Veröffentlicht am 25.03.2016
Erfolgreiche Gehaltsverhandlungen
Wer sein Gehalt erfolgreich verhandeln möchte, sollte laut Organisationsberaterin
und Coach Sandrina Meldau von Performance Intelligent sehr gut vorbereitet sein.
Im Gespräch verrät sie wertvolle Tipps.
Stehen Gehaltsverhandlungen an, ist wohl keiner gelassen. Warum ist es so schwierig, über das Gehalt zu sprechen?

Sandrina Meldau: Gehaltsverhandlungen sind eine Gratwanderung. Zum einen haben Personen, die zu mir in ein Coaching zum Thema Gehaltsverhandlungen kommen, Angst, die Stellung beim Vorgesetzten zu gefährden. Zum anderen wollen sie sich auch nicht unter Wert verkaufen.

Hat dabei auch die Schweizer Kultur einen Einfluss?

Meldau: Sicher, Gehaltsverhandlungen sind heikel. Der Grundsatz «Über Geld spricht man nicht» ist immer noch in den Köpfen vieler verankert.

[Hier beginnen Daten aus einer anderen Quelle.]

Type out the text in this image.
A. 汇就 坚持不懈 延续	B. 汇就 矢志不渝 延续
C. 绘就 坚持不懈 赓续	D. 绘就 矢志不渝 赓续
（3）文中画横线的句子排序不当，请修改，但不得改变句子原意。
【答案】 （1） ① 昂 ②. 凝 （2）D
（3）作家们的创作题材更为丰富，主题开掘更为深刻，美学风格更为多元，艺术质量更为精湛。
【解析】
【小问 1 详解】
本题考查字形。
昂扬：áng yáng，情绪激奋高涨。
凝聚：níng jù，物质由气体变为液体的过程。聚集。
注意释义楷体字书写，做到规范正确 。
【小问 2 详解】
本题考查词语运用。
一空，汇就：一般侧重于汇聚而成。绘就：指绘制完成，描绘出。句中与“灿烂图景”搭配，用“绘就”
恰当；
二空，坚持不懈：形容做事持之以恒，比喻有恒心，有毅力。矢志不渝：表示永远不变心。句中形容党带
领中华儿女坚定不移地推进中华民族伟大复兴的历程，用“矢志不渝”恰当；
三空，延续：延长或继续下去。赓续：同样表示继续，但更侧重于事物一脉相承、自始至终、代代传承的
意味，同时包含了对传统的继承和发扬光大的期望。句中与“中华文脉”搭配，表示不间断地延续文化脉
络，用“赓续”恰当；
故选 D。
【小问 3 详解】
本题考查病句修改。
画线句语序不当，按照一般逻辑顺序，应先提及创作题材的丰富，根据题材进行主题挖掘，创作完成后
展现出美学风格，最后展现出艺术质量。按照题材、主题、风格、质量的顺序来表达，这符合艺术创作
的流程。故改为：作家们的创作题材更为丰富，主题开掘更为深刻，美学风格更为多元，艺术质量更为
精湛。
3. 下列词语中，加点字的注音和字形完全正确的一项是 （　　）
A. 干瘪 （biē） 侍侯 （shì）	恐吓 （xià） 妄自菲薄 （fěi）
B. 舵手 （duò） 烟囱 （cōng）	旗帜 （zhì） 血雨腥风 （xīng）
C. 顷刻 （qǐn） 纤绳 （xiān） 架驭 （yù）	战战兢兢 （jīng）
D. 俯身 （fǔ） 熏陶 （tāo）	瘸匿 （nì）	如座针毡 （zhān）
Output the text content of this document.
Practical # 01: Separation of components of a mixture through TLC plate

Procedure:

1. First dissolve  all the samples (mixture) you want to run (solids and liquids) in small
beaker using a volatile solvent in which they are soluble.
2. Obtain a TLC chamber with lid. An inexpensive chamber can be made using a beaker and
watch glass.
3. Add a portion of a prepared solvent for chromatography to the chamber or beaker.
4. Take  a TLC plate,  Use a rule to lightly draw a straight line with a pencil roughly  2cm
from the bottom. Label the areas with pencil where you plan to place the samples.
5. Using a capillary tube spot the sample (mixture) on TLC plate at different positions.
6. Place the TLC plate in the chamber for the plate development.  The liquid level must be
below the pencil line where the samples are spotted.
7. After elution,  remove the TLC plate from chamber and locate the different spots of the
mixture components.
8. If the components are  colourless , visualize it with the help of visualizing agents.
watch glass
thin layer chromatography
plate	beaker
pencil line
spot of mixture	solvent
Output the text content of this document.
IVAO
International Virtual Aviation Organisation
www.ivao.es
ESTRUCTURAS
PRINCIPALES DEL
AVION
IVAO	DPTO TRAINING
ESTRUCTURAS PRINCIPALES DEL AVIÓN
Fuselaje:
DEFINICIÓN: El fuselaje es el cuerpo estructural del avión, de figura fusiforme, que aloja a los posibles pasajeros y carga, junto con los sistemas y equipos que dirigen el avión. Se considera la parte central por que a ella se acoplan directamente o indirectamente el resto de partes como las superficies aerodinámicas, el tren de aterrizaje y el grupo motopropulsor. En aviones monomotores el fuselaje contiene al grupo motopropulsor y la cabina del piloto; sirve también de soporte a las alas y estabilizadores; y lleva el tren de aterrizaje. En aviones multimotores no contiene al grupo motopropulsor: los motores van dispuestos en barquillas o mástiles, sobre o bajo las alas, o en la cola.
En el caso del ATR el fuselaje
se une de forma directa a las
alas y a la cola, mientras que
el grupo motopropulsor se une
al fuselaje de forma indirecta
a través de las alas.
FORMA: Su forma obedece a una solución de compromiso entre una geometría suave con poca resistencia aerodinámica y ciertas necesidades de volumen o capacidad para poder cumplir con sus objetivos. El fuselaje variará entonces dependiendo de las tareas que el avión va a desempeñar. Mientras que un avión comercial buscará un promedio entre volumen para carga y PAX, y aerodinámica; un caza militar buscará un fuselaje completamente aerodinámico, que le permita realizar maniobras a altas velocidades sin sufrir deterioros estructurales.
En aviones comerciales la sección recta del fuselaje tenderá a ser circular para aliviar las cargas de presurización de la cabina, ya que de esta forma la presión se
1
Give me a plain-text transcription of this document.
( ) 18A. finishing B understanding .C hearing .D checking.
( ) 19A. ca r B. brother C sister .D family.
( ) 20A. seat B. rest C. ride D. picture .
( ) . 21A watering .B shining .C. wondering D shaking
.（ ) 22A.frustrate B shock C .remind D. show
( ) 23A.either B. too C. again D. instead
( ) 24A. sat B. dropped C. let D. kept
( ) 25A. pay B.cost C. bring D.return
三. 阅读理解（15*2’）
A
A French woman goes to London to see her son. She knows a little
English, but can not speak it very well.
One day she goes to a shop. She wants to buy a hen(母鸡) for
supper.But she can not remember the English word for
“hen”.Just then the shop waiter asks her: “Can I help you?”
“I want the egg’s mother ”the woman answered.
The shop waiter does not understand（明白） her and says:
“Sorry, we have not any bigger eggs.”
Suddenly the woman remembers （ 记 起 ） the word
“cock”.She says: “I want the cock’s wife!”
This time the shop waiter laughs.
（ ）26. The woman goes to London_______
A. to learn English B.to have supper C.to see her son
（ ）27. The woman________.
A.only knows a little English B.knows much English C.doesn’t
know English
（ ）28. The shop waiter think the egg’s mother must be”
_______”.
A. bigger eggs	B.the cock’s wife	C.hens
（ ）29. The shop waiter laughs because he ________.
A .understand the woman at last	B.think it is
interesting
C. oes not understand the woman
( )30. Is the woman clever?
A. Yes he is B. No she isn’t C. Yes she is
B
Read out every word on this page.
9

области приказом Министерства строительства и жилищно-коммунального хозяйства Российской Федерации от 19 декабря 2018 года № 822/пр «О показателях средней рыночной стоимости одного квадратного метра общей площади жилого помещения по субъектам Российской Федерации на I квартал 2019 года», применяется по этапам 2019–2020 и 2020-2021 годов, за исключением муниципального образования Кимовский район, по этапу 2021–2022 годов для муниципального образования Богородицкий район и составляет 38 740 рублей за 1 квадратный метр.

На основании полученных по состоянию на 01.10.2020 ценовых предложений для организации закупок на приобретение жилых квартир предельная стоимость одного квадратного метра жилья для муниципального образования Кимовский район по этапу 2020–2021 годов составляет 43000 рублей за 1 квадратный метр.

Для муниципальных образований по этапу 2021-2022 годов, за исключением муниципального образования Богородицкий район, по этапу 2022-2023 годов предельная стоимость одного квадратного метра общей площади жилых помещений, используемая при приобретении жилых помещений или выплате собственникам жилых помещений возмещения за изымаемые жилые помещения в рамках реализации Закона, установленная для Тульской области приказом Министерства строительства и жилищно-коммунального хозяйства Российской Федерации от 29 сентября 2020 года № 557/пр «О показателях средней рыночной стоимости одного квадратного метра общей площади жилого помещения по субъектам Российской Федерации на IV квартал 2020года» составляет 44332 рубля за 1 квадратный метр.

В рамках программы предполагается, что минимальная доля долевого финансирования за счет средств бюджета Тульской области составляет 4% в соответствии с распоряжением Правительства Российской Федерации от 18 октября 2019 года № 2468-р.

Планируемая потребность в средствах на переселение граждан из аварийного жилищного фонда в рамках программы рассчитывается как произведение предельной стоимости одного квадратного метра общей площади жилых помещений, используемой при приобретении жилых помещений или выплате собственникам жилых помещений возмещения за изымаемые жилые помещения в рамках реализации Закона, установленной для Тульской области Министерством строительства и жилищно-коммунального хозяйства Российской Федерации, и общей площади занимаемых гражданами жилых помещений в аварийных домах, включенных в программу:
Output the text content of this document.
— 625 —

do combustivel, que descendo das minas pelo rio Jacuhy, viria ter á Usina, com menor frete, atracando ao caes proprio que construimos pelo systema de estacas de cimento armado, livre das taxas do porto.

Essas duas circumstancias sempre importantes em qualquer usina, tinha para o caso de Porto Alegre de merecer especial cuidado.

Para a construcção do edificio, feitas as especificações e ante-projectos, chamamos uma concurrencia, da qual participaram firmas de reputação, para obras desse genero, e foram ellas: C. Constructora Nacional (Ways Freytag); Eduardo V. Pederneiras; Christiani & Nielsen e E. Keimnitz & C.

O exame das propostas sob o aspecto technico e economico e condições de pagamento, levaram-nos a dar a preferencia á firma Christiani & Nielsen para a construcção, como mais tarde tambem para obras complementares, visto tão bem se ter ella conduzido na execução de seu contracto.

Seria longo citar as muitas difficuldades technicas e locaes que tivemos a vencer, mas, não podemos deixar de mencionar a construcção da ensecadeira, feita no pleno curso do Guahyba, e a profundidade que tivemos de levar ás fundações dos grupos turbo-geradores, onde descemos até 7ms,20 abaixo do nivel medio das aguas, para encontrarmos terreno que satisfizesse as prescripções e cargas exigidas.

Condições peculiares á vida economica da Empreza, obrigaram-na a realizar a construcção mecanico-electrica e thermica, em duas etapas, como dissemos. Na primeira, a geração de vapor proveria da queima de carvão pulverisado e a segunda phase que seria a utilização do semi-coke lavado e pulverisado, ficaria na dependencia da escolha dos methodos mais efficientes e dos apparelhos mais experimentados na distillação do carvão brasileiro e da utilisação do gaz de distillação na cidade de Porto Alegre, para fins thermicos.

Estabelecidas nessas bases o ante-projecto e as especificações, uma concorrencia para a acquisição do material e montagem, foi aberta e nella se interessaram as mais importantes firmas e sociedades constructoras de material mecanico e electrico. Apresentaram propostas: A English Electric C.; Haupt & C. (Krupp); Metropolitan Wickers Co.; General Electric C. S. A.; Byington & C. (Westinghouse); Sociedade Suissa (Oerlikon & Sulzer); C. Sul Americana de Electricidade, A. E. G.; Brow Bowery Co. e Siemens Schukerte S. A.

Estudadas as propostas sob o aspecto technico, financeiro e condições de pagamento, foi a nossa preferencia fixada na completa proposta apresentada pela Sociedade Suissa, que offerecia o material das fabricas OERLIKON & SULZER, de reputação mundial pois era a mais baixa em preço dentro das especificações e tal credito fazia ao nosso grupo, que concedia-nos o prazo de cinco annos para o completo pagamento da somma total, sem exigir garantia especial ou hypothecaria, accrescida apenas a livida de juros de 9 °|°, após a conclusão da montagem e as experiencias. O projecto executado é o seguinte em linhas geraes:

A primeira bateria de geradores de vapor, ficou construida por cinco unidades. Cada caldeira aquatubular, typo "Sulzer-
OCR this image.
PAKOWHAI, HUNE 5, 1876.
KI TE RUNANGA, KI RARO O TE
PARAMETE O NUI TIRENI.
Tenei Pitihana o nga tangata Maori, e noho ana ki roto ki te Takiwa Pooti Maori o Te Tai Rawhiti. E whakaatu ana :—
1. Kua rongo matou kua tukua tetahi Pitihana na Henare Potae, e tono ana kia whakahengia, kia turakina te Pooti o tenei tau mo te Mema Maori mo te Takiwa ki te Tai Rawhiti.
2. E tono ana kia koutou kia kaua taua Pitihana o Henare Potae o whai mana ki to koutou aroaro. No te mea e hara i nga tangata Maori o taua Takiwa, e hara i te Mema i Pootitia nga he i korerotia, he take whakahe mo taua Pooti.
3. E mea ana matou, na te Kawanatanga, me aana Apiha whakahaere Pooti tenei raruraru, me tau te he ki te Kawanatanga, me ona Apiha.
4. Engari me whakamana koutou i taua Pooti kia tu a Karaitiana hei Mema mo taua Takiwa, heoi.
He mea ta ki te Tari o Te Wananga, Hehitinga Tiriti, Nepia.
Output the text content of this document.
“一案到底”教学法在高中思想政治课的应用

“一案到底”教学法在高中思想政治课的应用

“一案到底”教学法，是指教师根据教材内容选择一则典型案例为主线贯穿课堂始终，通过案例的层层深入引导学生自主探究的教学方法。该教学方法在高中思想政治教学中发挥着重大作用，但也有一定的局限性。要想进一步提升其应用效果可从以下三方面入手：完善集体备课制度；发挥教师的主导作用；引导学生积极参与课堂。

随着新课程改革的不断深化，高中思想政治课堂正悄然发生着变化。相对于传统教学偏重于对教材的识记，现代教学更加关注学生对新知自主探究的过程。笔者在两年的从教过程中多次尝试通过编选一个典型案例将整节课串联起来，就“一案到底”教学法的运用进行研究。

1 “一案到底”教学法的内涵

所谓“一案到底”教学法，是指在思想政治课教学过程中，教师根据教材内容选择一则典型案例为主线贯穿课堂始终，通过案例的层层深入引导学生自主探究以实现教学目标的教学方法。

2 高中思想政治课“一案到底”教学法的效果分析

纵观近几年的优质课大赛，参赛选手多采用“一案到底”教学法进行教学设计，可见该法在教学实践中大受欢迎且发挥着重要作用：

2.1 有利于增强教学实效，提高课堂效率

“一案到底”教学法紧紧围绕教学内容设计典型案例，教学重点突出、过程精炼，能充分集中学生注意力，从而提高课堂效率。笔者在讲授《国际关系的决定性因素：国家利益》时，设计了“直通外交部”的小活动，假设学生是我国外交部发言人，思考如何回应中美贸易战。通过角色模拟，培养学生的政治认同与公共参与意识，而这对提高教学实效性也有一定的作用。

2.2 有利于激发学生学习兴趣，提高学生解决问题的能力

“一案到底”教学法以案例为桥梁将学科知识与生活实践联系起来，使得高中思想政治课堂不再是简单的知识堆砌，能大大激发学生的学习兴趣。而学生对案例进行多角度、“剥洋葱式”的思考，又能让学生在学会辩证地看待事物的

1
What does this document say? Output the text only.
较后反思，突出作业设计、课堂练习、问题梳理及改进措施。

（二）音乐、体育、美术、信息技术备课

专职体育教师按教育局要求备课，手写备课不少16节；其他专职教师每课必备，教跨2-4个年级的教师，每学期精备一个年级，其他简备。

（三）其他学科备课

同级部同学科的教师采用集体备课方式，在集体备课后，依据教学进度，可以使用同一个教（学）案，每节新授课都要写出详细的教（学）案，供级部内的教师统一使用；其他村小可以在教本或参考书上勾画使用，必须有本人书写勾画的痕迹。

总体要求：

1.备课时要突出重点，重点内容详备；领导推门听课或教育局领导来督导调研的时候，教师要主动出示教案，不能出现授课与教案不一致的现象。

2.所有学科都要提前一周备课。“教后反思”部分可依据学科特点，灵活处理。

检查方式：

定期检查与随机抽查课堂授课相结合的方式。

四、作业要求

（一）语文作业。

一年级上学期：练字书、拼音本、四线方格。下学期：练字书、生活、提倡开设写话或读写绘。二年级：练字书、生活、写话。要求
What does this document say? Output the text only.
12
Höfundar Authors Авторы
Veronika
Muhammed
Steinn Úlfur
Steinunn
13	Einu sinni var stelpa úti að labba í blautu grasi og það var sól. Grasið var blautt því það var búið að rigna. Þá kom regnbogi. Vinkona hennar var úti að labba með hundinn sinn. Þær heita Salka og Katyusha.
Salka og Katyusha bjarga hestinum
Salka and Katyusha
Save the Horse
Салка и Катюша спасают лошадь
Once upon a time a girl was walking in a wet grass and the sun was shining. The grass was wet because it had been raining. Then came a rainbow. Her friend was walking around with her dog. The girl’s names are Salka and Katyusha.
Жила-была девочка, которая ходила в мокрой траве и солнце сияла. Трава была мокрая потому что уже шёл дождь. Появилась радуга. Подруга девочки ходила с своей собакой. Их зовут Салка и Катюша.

Während in New York, London, Berlin ein forscheres Auftreten gut ankommt, sind in der Schweiz Zurückhaltung und gute Vorbereitung gefragt. Ich versuche meinen Klienten klarzumachen, dass der Mitarbeiter kein Bittsteller ist, sondern eine wertvolle Gegenleistung anzubieten hat.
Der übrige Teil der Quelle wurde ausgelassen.